Since then I've had counts in single figures many times and have never been readmitted.
I worked as a front tine nurse with counts as low as 2.
IVIg only produces a transient response. It is classed as a rescue remedy.
Thank you both for your replies.
I feel like in the last two months I've read hundrets of studies and guidelines regarding ITP, but we all know: knowledge is power. Thank you mrsb04, I didn't know this guide yet.
Our hematologist is always worried, when the count is below 20. Especially when the weekend is approaching and he is not there to check the counts. I think we will pay attention to symptoms before going to the hospital again.
The hematologist also said he doesn't like giving Nplate, but we don't know why. I also think it's worth a try, nobody knows if it's going to work or not.
Just to keep you updated: we did not go to the hospital that weekend and that was the right choice. My husband was asymptomatic and a few days later the counts went up to 35.
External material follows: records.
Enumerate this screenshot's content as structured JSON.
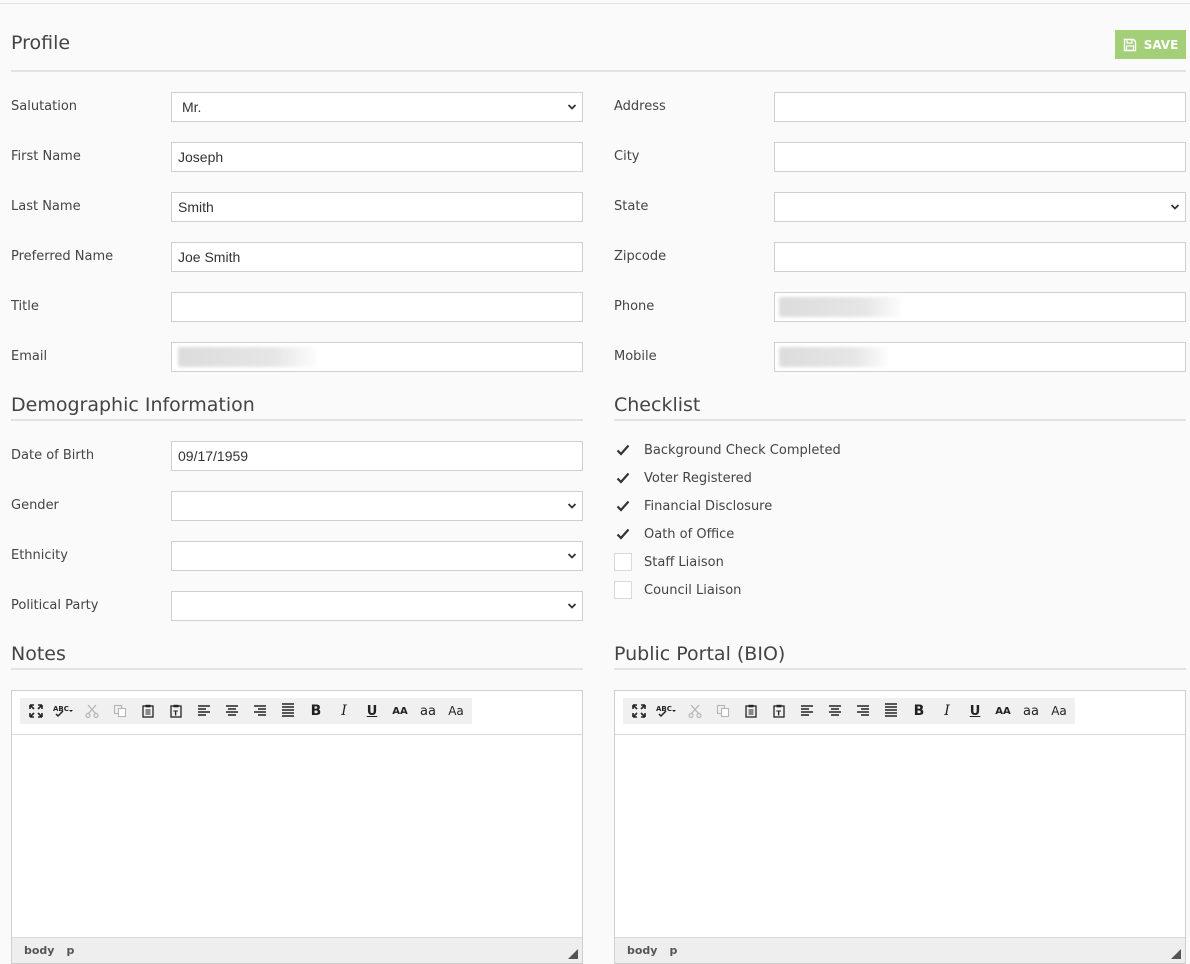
{
  "profile": {
    "title": "Profile",
    "save_label": "SAVE"
  },
  "fields_left": {
    "salutation": {
      "label": "Salutation",
      "value": "Mr."
    },
    "first_name": {
      "label": "First Name",
      "value": "Joseph"
    },
    "last_name": {
      "label": "Last Name",
      "value": "Smith"
    },
    "preferred_name": {
      "label": "Preferred Name",
      "value": "Joe Smith"
    },
    "title": {
      "label": "Title",
      "value": ""
    },
    "email": {
      "label": "Email",
      "value": ""
    }
  },
  "fields_right": {
    "address": {
      "label": "Address",
      "value": ""
    },
    "city": {
      "label": "City",
      "value": ""
    },
    "state": {
      "label": "State",
      "value": ""
    },
    "zipcode": {
      "label": "Zipcode",
      "value": ""
    },
    "phone": {
      "label": "Phone",
      "value": ""
    },
    "mobile": {
      "label": "Mobile",
      "value": ""
    }
  },
  "demographic": {
    "title": "Demographic Information",
    "date_of_birth": {
      "label": "Date of Birth",
      "value": "09/17/1959"
    },
    "gender": {
      "label": "Gender",
      "value": ""
    },
    "ethnicity": {
      "label": "Ethnicity",
      "value": ""
    },
    "political_party": {
      "label": "Political Party",
      "value": ""
    }
  },
  "checklist": {
    "title": "Checklist",
    "items": [
      {
        "label": "Background Check Completed",
        "checked": true
      },
      {
        "label": "Voter Registered",
        "checked": true
      },
      {
        "label": "Financial Disclosure",
        "checked": true
      },
      {
        "label": "Oath of Office",
        "checked": true
      },
      {
        "label": "Staff Liaison",
        "checked": false
      },
      {
        "label": "Council Liaison",
        "checked": false
      }
    ]
  },
  "notes": {
    "title": "Notes",
    "footer_path": [
      "body",
      "p"
    ]
  },
  "bio": {
    "title": "Public Portal (BIO)",
    "footer_path": [
      "body",
      "p"
    ]
  },
  "toolbar_icons": [
    "maximize-icon",
    "spellcheck-icon",
    "cut-icon",
    "copy-icon",
    "paste-icon",
    "paste-text-icon",
    "align-left-icon",
    "align-center-icon",
    "align-right-icon",
    "justify-icon",
    "bold-icon",
    "italic-icon",
    "underline-icon",
    "uppercase-icon",
    "lowercase-icon",
    "sentence-case-icon"
  ],
  "colors": {
    "save_button": "#a3cf78",
    "checkmark": "#333333"
  }
}
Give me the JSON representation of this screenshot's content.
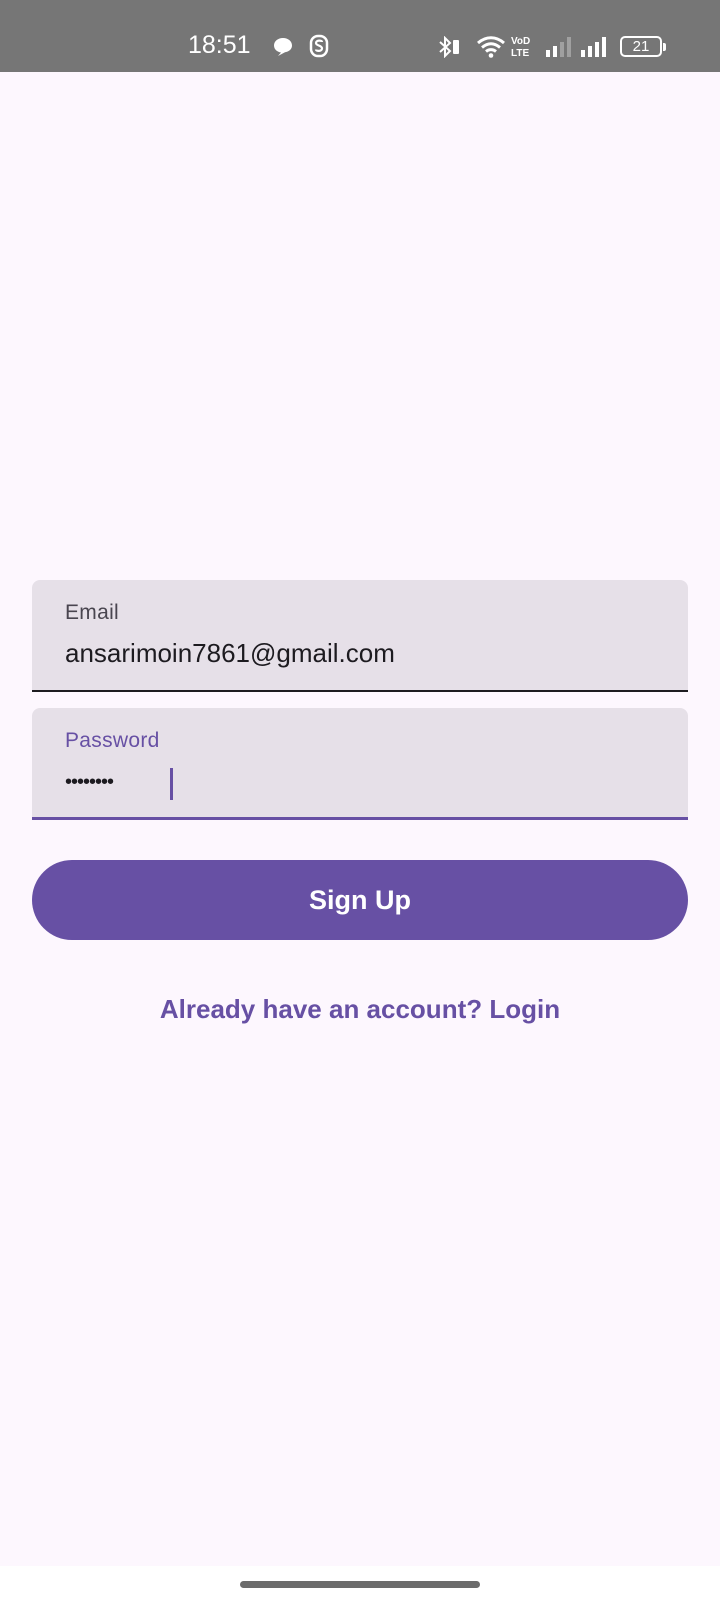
{
  "status_bar": {
    "time": "18:51",
    "battery": "21",
    "icons": [
      "message-bubble-icon",
      "s-app-icon",
      "bluetooth-icon",
      "wifi-icon",
      "volte-icon",
      "signal-icon",
      "signal-icon",
      "battery-icon"
    ]
  },
  "form": {
    "email": {
      "label": "Email",
      "value": "ansarimoin7861@gmail.com"
    },
    "password": {
      "label": "Password",
      "value_masked": "••••••••"
    },
    "signup_label": "Sign Up",
    "login_link": "Already have an account? Login"
  },
  "colors": {
    "background": "#fdf7fe",
    "accent": "#6750a4",
    "field_fill": "#e6e0e8",
    "status_bar": "#767676"
  }
}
But today we had a heavy throwback as his count crashed again to 1. He went to the hospital voluntarily. The doctor there said maybe it's time to try other medication like Rituximab/Rituxan, Avatrombopag, Fostamatinib, Nplate, ... we don't know exactly what to expect from those medications, but we'll see. I've read many studies about the other drugs so I'm confident. It can't stay the way it is now. Like every 10 days Immunoglobulin and counts in the single digits.
It's wise to try another treatment. IVIG shouldn't be considered a permanent solution; it's only a "rescue".
I can tell you I've been taking NPlate for 7 years without any side effects. I've finally found the dose that keeps my count in a low but safe place. During the first few years, I experienced frustratingly wild swings in count; but I'm satisfied with what it does for me now.
The very worst thing about ITP is the unpredictability of disease and response to treatment for it. There is no "best" fix for everyone. It takes hopeful patience to find what works best for each. I'm sorry this has happened to your husband and hope his case is temporary and will remiss soon.